By college, my feelings had become like Dr. Jekyll and Mr. Hyde. My boyfriend back then, had to suffer from my neediness of attention and a dearth on my part to be able to be vulnerable to those feelings. After graduation, I forced myself to grapple with those conflicting needs. I explored my spirituality, exorcised some demons, apologized to a bazillion different people, and got comfortable with openly telling people I love them. Sometimes, too often -- sometimes inappropriately -- most times, awkwardly.
Now at 32, I weep with joy, I weep at frustration, and can become teary-eyed for unknown reasons. At night, I dream of sitting in a remote tropical location, wrapped in a loving embrace. Random moments during the day, memories of
- watching sun rays sweep across a lover's face in the morning,
- sharing the magic and beauty of a sunset at the beach, or
- letting the kid in me escape with a boyfriend fill my spirit.
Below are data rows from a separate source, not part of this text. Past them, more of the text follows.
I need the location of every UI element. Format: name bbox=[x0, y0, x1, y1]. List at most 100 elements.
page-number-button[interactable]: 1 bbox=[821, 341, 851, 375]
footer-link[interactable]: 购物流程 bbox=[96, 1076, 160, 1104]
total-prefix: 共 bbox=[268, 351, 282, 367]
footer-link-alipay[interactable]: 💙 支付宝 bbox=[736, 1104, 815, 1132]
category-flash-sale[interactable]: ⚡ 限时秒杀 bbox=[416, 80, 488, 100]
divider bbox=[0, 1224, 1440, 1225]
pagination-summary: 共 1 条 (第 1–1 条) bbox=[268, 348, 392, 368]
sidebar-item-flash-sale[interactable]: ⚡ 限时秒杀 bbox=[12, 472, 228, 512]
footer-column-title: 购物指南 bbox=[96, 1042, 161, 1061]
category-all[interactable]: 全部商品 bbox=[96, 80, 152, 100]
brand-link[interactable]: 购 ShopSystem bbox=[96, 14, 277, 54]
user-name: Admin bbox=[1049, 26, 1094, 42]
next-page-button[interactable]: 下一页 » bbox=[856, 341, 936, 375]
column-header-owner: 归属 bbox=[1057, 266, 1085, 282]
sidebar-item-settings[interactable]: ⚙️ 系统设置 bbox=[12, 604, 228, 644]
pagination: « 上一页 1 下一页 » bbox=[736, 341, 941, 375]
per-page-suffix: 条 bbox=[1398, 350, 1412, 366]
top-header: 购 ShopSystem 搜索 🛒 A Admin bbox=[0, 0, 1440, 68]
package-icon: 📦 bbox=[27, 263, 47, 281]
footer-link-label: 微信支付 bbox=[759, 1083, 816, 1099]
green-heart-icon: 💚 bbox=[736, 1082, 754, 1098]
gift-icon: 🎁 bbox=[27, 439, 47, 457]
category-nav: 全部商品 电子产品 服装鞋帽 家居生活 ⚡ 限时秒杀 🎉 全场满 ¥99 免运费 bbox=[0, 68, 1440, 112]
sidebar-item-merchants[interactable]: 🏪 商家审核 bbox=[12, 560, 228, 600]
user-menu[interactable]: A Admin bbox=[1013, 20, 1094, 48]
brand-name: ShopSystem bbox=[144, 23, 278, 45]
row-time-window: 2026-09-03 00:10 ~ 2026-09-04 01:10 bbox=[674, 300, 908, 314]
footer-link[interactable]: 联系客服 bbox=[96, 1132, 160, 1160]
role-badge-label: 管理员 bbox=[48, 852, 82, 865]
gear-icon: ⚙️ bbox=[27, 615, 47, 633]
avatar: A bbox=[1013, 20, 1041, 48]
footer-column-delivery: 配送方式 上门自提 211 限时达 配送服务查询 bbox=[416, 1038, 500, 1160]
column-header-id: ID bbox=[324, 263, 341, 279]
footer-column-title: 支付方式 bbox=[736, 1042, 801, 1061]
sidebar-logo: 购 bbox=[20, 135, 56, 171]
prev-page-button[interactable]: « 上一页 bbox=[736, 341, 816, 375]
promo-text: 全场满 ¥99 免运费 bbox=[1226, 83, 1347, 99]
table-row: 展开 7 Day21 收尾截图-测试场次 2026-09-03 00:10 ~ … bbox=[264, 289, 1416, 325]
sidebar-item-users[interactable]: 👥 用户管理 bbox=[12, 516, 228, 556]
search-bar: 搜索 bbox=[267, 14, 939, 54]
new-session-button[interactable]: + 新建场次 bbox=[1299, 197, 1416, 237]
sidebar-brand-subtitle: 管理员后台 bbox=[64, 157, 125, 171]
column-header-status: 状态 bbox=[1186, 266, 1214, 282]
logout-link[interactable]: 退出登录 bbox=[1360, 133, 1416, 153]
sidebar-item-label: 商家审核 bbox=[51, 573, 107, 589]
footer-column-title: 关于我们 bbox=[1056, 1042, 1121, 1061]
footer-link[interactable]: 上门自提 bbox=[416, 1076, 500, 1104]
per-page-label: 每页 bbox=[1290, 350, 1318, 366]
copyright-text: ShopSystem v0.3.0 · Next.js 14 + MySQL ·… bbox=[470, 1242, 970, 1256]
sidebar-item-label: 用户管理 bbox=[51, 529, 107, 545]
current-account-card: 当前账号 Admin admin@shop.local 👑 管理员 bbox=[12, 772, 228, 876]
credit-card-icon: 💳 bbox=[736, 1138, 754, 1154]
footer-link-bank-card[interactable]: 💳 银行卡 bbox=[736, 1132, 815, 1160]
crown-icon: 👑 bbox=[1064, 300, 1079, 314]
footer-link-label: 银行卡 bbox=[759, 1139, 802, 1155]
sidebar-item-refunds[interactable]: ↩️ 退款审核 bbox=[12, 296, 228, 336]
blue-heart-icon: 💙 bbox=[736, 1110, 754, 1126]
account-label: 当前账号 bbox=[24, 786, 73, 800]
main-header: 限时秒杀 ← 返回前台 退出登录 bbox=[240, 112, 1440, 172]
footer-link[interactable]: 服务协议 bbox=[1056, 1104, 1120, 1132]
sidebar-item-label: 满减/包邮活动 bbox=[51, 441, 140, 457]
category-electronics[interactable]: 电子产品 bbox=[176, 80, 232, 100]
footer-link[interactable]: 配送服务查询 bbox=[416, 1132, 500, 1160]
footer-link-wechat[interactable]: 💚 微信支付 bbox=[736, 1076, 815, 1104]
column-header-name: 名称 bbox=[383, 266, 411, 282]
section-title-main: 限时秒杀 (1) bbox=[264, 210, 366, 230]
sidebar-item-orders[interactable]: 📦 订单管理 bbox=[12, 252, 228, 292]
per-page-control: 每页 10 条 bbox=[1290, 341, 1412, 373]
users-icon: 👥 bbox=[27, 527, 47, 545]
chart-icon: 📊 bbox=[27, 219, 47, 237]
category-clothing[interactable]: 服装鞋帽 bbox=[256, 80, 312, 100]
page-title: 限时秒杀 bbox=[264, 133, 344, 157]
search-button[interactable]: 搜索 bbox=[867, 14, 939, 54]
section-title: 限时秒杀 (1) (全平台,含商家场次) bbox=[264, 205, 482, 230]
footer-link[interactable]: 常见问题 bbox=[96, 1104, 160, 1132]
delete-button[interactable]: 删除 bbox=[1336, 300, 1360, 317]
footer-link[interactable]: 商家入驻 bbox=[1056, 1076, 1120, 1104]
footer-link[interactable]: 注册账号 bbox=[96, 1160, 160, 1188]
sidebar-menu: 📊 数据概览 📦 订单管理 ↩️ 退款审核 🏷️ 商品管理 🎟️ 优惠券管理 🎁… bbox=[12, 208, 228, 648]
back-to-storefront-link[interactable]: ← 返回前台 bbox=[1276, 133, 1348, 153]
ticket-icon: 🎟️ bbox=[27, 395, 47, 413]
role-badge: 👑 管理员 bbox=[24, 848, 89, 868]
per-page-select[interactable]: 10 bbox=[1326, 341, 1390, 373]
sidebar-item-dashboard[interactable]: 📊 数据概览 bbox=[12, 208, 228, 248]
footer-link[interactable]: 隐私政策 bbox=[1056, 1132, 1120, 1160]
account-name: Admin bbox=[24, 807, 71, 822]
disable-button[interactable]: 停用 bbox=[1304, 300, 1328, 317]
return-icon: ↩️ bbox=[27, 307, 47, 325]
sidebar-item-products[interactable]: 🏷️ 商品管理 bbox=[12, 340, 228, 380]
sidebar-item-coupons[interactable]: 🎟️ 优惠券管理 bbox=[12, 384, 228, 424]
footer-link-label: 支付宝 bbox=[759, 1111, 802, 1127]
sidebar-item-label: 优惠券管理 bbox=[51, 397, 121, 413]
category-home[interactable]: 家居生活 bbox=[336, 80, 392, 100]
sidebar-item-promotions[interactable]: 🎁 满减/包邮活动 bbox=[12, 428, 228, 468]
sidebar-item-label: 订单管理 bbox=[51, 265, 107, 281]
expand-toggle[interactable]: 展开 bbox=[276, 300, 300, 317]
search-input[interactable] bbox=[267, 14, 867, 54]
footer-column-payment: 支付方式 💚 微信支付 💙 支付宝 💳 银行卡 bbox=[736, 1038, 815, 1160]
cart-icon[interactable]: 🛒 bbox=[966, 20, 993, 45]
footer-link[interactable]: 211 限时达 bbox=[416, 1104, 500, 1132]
- I attend friend's wedding and I am ecstatic about the new path the couple is on;
- I capture a photo of lovers gazing into one another's eyes causing me to grin like The Cheshire Cat ;
- I hear stories of the ups and downs of marriage, I remind the friend with communication this too will pass, and can be hopeful and supportive that their will vanquish whatever foe; and
- I happily send text messages to friends congratulating them on good news.